Engagement requires that journalists understand a new, deeper structural reality: In the old order, audiences had to adapt their behavior to fit the rhythms of the news media. They had to be home at 6:30 to see the newscast, or be sure to read the morning paper to be current with the news others had seen. Now the news media must adapt to fit the behavior and curiosity of the community that new technology has created. Now that audiences can go elsewhere with ease, they will increasingly demand that journalists make the best choices about how much and what kind of information to provide and not provide, given that arbitrary space limits are not an issue.
Rethinking is required in part because some of the conventional wisdom about shortened attention spans was misguided and has hurt journalism. A multiyear study of local television news we designed at the Project for Excellence in Journalism, for instance, found that stations that ran more short stories—under 45 seconds—tended to lose audiences. Stations that did more stories over two minutes, on the other hand, tend to gain viewership.
Similarly, many early studies suggested that people would never read long-form material on digital screens. The average time people spent on Web pages tended toward about 30 seconds, according to studies by the Poynter Institute. The advent of the smartphone, tablet and e-reader began to dispel this illusion. The short attention span had less to do with anything inherent about the screens than it did with the fact that the people in the studies were using desktop computers, and often in their offices.
The good news is that the same technology that devastated the economic foundation of commercial news in the beginning of the new century has also unleashed a profound new wave of creativity. The tools include new ways of using data, graphics and technology, involving the community, and more. The level of experimentation is probably unprecedented in at least a century, and while dizzying to many older hands, it offers the potential to make journalism more engaging, more relevant, and more empowering than in generations. Here are [two] conceptual approaches to doing so:
The rich new wealth of data made possible by the Web can be rendered in ways that go beyond narratives about data or even the largely visual representations of numbers. One of these alternatives is to structure the information into new constructed data points that tell the story. This is data that is organized and analyzed into points of meaning beyond raw data.
PolitiFact, a website run by the Tampa [Bay] Times, the focus of which is political “fact checking,” is an example. Rather than write stories, the site rates the veracity of statements by political figures on a meter, from true to utterly false. Each rating, in effect, is a data point. These data points, in turn, can be combined to tell other stories over time, like charting the overall truthfulness of Barack Obama’s statements and comparing his to other officials’.
Homicide Watch, a website that tracks crime in cities at the street level, does something similar. Information is logged as data points, not just narrative, and that data can be sorted, mapped, filtered and analyzed in a comprehensive way over time.
The potential here is far greater than most news organizations realize. When print publications went digital, every story necessarily transformed from words on a page into a data record in a CMS database. Generally, however, few of these stories were treated as data that could be related to one another and analyzed programmatically.
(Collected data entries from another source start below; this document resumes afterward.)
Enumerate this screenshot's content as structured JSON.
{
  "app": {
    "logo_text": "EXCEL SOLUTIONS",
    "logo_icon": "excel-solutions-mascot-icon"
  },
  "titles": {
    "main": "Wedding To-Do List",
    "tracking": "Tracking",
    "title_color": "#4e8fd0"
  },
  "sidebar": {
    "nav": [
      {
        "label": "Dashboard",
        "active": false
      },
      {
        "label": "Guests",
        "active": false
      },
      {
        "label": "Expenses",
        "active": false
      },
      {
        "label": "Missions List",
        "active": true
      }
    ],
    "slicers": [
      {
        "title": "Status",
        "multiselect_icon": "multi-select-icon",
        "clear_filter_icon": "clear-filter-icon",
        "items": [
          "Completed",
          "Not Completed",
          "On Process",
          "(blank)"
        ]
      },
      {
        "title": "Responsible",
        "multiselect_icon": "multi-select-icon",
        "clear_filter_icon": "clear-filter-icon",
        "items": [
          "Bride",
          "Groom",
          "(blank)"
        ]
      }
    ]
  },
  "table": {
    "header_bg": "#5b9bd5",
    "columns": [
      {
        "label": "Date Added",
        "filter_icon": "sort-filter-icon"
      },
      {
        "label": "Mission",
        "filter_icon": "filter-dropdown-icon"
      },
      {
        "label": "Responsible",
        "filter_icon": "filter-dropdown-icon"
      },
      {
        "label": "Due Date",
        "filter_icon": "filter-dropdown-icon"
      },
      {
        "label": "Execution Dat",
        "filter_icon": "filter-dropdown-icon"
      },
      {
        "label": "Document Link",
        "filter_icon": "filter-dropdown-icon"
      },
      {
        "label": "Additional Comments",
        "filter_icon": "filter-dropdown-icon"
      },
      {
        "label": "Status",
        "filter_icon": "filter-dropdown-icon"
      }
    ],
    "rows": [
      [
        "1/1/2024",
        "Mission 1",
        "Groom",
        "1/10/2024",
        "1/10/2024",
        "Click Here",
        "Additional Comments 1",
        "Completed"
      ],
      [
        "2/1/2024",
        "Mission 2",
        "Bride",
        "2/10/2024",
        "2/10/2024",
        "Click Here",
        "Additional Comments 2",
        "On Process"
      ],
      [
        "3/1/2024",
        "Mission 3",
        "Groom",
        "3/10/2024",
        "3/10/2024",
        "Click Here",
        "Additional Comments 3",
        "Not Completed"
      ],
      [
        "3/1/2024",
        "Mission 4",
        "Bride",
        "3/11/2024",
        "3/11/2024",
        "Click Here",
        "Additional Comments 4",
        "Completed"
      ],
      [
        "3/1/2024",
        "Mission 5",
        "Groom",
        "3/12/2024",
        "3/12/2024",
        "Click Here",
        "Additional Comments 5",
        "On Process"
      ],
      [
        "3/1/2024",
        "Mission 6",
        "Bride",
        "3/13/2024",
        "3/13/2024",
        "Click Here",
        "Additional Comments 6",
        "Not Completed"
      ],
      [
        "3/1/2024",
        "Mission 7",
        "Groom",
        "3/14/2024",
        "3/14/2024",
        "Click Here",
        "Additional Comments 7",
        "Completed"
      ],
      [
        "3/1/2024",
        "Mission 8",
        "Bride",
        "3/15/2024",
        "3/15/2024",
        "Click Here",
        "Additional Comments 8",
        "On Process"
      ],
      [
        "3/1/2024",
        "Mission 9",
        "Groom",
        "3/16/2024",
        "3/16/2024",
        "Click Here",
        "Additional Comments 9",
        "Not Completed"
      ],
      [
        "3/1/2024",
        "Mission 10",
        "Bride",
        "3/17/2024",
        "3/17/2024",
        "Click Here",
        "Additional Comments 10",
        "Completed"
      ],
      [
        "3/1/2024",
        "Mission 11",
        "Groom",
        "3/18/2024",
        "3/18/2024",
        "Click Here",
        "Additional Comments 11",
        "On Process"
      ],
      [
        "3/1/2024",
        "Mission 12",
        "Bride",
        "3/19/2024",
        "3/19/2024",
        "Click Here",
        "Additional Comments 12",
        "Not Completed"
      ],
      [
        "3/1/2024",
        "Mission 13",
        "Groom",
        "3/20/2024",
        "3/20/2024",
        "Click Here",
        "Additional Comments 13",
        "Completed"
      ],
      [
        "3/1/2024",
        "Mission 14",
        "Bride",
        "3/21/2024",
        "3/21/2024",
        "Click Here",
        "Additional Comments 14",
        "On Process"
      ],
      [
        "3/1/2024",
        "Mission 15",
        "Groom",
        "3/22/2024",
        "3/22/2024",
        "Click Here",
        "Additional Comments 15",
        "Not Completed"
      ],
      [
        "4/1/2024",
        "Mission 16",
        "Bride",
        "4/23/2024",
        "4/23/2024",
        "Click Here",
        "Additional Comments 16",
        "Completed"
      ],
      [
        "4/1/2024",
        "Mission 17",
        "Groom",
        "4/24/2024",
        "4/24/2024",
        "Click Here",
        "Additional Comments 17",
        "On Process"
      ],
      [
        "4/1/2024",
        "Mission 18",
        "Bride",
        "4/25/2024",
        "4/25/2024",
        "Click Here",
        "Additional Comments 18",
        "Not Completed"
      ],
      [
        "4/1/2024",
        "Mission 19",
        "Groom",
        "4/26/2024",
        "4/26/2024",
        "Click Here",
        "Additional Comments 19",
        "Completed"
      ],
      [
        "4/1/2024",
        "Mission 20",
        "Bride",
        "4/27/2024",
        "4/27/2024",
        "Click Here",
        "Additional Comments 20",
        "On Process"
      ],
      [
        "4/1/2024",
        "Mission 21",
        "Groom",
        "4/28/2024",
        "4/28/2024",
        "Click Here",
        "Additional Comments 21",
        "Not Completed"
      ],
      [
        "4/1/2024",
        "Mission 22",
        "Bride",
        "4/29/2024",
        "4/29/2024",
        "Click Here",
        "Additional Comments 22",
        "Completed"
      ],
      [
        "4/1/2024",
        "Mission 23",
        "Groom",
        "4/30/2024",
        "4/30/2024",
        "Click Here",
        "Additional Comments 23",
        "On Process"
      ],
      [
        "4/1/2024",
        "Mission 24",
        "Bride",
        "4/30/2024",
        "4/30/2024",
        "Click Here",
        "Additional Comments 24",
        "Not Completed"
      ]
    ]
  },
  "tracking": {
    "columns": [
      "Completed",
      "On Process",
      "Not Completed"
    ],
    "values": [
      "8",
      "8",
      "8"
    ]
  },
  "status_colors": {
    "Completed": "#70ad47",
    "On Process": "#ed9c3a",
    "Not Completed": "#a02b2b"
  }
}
As an example, when newspapers posted to the Web real estate transactions that were printed in the paper, the different data points about location, price and buyer could have been entered into different data fields, such as school districts, tax assessments, access to public transportation. If they had been, the potential for understanding and analyzing that data would have grown exponentially. The paper would no longer just have stories archived. It would have knowledge about the community that could be used in different ways.
Turning news into data opens up profound new potential for creating a more deeply informed and engaged audience. Even news operations with fairly limited resources can analyze the data to do more insightful, efficient reporting. The data can be made sortable and interactive, for users to manipulate. News organizations can build news apps and mobile apps that leverage the data, and news coded and treated as data can be leveraged into new revenue. Both PolitiFact and Homicide Watch, for example, are making money by licensing their technology platform to other news organizations.
A growing number of places are experimenting with Web-native storytelling forms that blend video, audio, images, text, animations and interactive graphics into one integrated narrative.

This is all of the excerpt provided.